In his August 22. 2012 column on this building, Mr. Miller observed that 

"Until two years after the end of the Civil War St. John’s Park was the most elegant residential neighborhood in Manhattan.   Refined Federal-style mansions and the beautiful Georgian-style St. John’s Chapel overlooked the idyllic park.  But then Trinity Church, owner of the land, sold the park to the Hudson River Railroad Company which replaced the park with a freight terminal. And there went the neighborhood. By the approach of the turn of the century the mansions had been demolished or converted for commercial use - mostly storehouses that took advantage of the convenient location near the freight yard.  In 1893 John H. Wray joined in the development....When John Wray transferred the title to the warehouse to his wife, Eliza T. Wray on December 20, 1900, the valuation of the property had increased to $165,000.  The couple was living in Laurel Hill, Long Island at the time.
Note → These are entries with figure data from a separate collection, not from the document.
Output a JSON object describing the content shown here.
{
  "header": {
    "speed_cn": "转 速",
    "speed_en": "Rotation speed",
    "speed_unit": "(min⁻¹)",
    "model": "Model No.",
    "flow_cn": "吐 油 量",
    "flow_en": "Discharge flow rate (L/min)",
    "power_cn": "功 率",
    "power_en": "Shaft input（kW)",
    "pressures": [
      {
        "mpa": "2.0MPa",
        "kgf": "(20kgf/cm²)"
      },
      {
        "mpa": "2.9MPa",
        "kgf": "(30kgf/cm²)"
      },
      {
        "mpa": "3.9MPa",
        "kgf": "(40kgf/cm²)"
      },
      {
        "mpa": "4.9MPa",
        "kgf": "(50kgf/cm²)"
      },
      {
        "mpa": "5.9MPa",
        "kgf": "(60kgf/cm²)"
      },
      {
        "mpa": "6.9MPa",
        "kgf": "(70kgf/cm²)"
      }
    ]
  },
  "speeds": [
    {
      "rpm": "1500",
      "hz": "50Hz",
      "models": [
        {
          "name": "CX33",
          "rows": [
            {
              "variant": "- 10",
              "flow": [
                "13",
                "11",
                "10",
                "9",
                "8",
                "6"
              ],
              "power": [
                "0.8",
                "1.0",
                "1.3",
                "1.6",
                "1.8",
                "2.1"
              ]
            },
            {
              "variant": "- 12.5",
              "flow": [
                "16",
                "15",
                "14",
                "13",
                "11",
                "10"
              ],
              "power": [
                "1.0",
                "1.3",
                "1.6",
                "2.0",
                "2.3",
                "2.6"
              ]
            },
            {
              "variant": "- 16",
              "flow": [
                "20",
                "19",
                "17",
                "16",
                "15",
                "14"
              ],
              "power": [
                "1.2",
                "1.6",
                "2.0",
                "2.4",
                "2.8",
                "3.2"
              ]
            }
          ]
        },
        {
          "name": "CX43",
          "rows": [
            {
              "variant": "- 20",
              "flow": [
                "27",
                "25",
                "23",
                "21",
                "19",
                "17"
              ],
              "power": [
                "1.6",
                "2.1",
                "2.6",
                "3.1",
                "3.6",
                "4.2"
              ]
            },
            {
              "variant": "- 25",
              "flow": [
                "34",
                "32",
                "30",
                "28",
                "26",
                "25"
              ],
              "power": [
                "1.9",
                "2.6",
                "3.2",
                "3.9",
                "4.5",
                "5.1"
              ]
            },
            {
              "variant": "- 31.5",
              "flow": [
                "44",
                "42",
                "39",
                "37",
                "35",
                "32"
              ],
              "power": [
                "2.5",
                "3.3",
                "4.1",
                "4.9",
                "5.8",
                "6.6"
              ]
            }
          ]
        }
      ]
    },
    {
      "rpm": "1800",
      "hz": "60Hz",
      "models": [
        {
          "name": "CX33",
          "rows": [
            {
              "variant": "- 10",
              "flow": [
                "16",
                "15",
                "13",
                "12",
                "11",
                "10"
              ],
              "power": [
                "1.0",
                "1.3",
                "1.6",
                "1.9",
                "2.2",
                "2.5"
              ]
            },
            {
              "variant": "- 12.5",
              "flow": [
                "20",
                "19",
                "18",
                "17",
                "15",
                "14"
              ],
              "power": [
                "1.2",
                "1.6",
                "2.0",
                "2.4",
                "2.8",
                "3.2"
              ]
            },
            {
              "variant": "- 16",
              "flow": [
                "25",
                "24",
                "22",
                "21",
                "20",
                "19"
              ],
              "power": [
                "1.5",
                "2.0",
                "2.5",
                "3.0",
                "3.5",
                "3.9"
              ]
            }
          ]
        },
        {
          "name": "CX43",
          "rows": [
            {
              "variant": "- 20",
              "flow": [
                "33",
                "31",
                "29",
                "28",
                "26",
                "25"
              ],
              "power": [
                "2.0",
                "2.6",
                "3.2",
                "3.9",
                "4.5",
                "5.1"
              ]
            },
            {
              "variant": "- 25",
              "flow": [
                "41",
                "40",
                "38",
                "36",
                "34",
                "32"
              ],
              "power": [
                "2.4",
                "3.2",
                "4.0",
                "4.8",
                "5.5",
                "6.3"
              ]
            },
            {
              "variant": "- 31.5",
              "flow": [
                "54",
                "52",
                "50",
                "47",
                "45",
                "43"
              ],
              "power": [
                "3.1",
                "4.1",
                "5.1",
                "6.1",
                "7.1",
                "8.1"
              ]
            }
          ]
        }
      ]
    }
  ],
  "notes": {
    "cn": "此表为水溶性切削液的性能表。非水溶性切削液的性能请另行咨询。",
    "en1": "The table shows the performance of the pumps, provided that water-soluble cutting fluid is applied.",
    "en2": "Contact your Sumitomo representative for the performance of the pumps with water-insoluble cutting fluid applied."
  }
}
Twelve years later Eliza would sell the building, prompting The New York Times to note “it marks the first change of ownership in the property for over sixty years.”  The newspaper waxed nostalgic about the site, saying “Diagonally opposite is the large New York Central freight depot covering what was formerly St. John’s Park and around which seventy-five years ago some of the most fashionable residences of the city were located....The buyer of the building remained unknown for a few months, until Electric World announced a few months later that it was the John A. Roebling Sons Company....The Roebling firm was operated by the sons of the German-born civil engineer John Augustus Roebling who became famous for his wire rope suspension bridges, most notably the ground-breaking Brooklyn Bridge.    The sons, Washington, Charles and Ferdinand, expanded their father’s wire rope manufacturing business.  Their success was visibly evident when the town of Roebling, New Jersey sprang up around their company steel mill. 

The very large residential condominium, "most around 4,383 square feet, with penthouse duplexes measuring 6,450 square feet, became home to well-known residents including Sean 'P. Diddy' Combs; Chris Heinz, the son of socialite Teresa Heinz Kerry; and actor Waksal’s daughter Aliza."